Inner Factors (device-dependent):

  • Resolution of IIT
  • Signal-to-Noise ratio of IIT
  • Photosensitivity of IIT
  • Front lens focal length and f-number

Outer Factors (environment-dependent):

  • Object Size
  • Weather Conditions
  • Landscape
  • Lighting Conditions

 

Unlike thermal imaging where lighting conditions have literally no effect on thermal device’s performance having even a miniscule amount of ambient light is vital for successful operation of a night vision device. For example, if you have a good quality Gen.3 device with 1X magnification lens, then at full moon you will be able to see a vehicle at about 1200m.

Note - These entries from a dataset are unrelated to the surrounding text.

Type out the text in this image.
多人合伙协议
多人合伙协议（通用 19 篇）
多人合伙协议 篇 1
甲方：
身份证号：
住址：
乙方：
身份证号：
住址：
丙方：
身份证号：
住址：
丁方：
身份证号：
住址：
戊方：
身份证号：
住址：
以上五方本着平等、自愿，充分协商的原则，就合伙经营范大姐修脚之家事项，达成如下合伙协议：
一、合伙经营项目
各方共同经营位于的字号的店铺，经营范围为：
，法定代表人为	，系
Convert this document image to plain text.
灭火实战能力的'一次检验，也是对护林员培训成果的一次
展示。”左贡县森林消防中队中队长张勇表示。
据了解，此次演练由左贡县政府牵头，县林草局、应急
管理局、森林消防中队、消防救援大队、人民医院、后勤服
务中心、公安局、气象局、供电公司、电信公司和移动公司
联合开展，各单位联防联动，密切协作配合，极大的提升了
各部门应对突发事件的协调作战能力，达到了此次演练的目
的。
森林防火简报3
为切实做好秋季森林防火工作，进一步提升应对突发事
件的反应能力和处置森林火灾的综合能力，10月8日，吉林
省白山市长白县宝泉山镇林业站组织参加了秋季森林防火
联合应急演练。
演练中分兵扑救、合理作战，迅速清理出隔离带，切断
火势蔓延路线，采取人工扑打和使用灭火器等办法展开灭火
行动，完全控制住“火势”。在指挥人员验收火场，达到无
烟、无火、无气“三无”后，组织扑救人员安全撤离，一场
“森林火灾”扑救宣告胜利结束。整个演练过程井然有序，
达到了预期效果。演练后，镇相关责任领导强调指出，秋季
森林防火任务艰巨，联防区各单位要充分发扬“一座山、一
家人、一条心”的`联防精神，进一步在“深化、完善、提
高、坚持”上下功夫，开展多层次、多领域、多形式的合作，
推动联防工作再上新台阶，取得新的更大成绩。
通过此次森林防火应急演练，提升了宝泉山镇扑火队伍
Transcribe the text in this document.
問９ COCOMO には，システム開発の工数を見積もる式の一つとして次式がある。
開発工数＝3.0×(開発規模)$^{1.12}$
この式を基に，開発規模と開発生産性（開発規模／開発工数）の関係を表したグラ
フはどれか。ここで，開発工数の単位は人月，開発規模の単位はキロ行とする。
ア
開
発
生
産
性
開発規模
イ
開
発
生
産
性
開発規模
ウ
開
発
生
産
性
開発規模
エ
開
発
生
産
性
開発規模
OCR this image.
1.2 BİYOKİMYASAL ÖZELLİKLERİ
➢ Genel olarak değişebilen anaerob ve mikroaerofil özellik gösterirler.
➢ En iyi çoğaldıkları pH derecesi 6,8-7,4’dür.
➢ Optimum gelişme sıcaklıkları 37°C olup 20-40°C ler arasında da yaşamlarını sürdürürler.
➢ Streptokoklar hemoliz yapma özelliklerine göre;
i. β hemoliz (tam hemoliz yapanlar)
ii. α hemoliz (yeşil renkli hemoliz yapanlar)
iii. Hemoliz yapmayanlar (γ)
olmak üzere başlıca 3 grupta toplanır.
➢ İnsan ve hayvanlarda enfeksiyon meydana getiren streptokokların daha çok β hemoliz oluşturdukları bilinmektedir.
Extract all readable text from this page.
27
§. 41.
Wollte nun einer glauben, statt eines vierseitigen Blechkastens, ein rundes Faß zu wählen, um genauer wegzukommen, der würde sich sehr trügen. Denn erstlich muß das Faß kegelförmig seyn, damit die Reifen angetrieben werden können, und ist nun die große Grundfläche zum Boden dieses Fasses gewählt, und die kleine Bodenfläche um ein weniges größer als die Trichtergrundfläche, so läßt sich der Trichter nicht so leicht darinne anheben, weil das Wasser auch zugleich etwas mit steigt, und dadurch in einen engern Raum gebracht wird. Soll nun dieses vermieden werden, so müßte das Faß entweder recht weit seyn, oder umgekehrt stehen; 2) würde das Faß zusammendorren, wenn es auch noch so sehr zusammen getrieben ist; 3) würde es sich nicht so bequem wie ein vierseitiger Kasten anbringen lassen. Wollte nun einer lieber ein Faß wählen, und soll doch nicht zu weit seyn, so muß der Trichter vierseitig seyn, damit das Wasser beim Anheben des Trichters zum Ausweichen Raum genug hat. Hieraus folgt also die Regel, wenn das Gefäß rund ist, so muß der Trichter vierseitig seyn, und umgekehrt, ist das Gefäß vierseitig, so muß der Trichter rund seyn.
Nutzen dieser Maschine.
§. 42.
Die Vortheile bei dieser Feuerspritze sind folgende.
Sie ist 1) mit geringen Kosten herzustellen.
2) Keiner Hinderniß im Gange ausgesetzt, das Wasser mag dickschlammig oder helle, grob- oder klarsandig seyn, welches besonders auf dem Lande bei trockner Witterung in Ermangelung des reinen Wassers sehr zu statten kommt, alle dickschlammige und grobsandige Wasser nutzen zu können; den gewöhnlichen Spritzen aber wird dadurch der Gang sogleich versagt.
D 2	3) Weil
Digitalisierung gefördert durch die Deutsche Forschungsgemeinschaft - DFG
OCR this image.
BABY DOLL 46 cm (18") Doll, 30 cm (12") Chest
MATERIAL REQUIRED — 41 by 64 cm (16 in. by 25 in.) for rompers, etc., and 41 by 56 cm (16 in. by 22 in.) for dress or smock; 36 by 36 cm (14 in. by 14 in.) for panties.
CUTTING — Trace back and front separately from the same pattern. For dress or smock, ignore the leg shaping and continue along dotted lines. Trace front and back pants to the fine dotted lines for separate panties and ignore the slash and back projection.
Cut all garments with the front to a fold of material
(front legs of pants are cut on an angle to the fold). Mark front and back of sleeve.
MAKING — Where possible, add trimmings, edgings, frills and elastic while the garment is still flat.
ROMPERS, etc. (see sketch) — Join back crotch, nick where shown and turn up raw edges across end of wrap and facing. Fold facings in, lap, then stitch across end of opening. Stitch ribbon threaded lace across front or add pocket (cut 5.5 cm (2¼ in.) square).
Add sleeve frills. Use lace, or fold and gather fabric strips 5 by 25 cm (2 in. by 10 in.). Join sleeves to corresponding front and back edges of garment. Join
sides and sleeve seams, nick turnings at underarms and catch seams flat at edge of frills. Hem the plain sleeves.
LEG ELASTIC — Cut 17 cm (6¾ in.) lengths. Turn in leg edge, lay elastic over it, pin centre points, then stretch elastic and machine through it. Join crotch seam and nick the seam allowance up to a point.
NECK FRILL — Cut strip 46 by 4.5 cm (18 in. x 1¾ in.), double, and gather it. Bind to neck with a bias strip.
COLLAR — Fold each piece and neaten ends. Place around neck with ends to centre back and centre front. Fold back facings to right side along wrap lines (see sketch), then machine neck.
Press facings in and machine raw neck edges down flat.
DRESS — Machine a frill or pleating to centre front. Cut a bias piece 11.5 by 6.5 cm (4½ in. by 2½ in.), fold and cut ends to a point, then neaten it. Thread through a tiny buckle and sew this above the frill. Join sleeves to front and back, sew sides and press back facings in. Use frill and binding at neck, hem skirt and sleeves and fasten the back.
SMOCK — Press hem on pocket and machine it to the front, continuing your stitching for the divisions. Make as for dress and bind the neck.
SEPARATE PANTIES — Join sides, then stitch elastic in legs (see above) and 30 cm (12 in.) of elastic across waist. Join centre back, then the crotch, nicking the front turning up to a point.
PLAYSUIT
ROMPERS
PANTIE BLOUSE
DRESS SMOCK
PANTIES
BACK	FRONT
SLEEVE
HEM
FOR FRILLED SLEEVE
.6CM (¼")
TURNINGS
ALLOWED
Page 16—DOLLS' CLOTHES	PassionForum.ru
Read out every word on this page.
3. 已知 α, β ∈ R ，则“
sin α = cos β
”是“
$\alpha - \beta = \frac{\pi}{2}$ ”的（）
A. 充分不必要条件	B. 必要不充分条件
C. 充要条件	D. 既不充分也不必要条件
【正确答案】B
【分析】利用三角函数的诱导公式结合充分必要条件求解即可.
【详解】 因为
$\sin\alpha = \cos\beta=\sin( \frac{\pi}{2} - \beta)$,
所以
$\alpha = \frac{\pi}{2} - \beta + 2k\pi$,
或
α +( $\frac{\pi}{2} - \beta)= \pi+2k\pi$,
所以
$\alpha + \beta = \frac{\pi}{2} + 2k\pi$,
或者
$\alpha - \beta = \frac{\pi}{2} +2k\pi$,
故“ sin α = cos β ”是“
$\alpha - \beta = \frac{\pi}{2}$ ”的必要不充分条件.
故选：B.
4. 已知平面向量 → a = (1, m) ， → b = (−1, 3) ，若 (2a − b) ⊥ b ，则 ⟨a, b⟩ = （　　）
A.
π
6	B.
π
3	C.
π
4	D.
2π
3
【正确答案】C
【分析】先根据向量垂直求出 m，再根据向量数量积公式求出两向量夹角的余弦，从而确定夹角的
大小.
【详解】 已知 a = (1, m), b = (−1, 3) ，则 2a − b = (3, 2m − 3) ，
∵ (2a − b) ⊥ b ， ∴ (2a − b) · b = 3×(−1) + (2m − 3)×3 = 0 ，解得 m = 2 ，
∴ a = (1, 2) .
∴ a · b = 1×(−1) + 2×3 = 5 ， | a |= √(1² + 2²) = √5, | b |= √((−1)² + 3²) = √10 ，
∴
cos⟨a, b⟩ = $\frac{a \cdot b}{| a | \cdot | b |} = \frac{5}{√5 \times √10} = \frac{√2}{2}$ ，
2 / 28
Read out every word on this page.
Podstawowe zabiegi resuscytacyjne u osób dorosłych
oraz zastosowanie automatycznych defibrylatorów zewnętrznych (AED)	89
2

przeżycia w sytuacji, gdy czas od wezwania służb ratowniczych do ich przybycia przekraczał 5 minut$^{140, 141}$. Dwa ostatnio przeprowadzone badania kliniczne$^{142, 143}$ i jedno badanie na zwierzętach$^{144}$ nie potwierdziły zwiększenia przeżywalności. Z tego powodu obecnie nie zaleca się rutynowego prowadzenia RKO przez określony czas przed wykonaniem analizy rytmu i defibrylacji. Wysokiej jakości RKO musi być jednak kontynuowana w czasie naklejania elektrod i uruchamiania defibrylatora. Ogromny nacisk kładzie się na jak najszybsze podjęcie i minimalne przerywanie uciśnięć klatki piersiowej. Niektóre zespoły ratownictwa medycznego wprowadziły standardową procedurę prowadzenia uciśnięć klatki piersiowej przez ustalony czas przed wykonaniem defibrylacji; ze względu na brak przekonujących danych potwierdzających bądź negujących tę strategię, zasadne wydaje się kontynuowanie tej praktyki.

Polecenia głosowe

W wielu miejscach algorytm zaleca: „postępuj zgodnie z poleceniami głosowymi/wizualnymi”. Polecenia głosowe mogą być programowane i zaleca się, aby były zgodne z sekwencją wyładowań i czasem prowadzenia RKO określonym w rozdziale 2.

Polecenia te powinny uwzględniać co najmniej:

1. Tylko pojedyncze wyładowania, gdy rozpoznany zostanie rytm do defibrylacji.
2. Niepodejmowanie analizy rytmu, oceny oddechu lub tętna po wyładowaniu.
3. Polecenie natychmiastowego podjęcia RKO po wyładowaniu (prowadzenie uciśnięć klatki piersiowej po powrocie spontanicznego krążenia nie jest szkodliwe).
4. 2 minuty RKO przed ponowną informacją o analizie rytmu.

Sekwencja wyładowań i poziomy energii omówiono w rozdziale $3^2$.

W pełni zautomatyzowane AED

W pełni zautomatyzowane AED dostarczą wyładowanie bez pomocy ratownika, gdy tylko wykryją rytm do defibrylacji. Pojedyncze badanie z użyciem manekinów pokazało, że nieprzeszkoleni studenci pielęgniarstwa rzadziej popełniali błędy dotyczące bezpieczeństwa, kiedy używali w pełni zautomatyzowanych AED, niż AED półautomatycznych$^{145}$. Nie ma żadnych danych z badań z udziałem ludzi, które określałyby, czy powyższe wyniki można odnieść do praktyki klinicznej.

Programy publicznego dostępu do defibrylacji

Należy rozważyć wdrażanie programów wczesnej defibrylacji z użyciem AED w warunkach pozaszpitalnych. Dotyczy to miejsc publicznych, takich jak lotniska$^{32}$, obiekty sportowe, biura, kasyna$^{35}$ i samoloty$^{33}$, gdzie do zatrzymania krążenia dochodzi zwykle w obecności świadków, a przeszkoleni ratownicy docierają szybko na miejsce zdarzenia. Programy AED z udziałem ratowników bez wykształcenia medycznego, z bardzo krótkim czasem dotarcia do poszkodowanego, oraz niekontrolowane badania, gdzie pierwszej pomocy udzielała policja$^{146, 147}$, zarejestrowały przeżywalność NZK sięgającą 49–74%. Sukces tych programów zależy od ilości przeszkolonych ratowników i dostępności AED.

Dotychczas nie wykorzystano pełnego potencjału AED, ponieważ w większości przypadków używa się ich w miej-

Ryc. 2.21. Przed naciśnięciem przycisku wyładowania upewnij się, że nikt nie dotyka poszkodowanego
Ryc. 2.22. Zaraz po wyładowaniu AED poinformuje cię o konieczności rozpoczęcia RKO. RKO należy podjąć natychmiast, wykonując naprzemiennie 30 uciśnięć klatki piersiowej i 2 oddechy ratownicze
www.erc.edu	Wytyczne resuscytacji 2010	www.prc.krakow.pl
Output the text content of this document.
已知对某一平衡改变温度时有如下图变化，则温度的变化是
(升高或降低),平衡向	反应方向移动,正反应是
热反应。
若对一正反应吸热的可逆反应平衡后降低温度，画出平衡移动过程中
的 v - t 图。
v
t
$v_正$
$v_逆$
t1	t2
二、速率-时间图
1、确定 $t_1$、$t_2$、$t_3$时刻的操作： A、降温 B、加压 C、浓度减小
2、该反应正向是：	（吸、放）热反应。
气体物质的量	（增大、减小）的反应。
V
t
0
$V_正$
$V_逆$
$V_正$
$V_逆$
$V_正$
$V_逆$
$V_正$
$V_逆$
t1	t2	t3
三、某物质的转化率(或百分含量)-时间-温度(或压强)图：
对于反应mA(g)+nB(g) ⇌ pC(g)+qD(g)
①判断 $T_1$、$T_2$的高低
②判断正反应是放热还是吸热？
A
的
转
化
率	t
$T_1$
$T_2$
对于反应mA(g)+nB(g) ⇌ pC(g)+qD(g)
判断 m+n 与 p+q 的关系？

If it was an overcast night operating distance would reduce by whopping 50%, down to 600m.

To further emphasize the importance of weather and lighting conditions we provide a list of most influencing factors: rain, snow, hail, wind, fog/mist/haze, air pressure, temperature, surrounding landscape, presence/absence of external sources of lights and light pollution.

 

Conclusion.

 The key to achieving best possible results in detection, recognition and identification is in choosing the device with highest values of Resolution, SNR and sensitivity. But keep in mind that enviromental factors may significantly affect detection, recognition and identification distances.